Andrade, 50, lebt in Asheville, NC, und leidet an Osteoporose, einer Knochenschwäche. Sie war eine der ersten Testpersonen für OsteoBoost, dessen Hersteller, Bone Health Technologies, bei der FDA die Zulassung für den Verkauf des Knochenaufbaupräparats in den Vereinigten Staaten beantragt hat. Im Falle einer Zulassung würde OsteoBoost den boomenden Markt für tragbare Gesundheitsgeräte bereichern.

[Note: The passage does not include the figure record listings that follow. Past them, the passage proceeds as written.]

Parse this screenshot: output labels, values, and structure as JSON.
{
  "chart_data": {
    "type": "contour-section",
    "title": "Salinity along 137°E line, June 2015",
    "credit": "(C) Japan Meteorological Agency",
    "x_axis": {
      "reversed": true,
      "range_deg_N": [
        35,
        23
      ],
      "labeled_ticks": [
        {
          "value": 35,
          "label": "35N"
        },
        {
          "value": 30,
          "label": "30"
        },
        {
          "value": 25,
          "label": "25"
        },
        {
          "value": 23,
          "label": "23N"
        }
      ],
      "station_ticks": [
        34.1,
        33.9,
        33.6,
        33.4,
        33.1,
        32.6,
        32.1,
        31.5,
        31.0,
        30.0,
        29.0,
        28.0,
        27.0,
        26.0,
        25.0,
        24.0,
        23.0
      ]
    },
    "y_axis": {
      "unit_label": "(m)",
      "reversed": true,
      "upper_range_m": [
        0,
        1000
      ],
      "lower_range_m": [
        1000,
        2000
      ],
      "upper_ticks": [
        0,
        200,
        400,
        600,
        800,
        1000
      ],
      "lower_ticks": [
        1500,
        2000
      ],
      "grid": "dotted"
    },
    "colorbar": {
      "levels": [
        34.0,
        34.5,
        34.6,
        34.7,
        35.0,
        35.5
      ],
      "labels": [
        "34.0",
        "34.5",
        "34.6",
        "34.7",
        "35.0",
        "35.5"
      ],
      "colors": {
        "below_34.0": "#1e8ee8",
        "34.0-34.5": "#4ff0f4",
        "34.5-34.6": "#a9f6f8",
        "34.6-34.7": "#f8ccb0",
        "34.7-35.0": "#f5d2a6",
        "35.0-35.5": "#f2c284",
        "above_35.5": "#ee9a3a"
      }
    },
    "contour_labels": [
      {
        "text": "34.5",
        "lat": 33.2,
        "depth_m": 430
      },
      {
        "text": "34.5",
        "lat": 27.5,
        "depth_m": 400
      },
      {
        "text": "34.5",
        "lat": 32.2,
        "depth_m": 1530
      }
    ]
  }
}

Medizinische Geräte, die am Körper getragen oder an der Kleidung befestigt werden, gibt es schon seit Jahren, aber dank der Fortschritte in der Digitaltechnik glauben einige Ärzte und Wissenschaftler, dass tragbare Geräte einen großen Einfluss auf die Gesundheitsversorgung haben werden. Und wenn Sie Ihre Schritte oder Kalorien mit einem Blick auf Ihre Armbanduhr zählen, haben Sie sich der Revolution bereits angeschlossen.
Alte Idee, neu gemacht
Die Idee, ein Gerät am Körper zu tragen, um einen Gesundheitszustand zu verwalten oder zu überwachen, ist nicht neu. Brillen zum Beispiel gibt es schon seit dem 13. In jüngerer Zeit, Mitte des 20. Jahrhunderts, kam der Holter-Monitor auf den Markt, ein tragbares Elektrokardiogramm-Gerät, das unregelmäßige Herzschläge erkennt und das Patienten einen Tag lang außerhalb der Arztpraxis tragen. Seit 1999 erleichtern tragbare Blutzuckermessgeräte Diabetikern die Überwachung ihres Blutzuckerspiegels. Und die FDA hat 2016 das erste künstliche Pankreassystem zugelassen, das den Insulinspiegel für Menschen mit Diabetes automatisch anpasst und außerhalb des Körpers getragen wird.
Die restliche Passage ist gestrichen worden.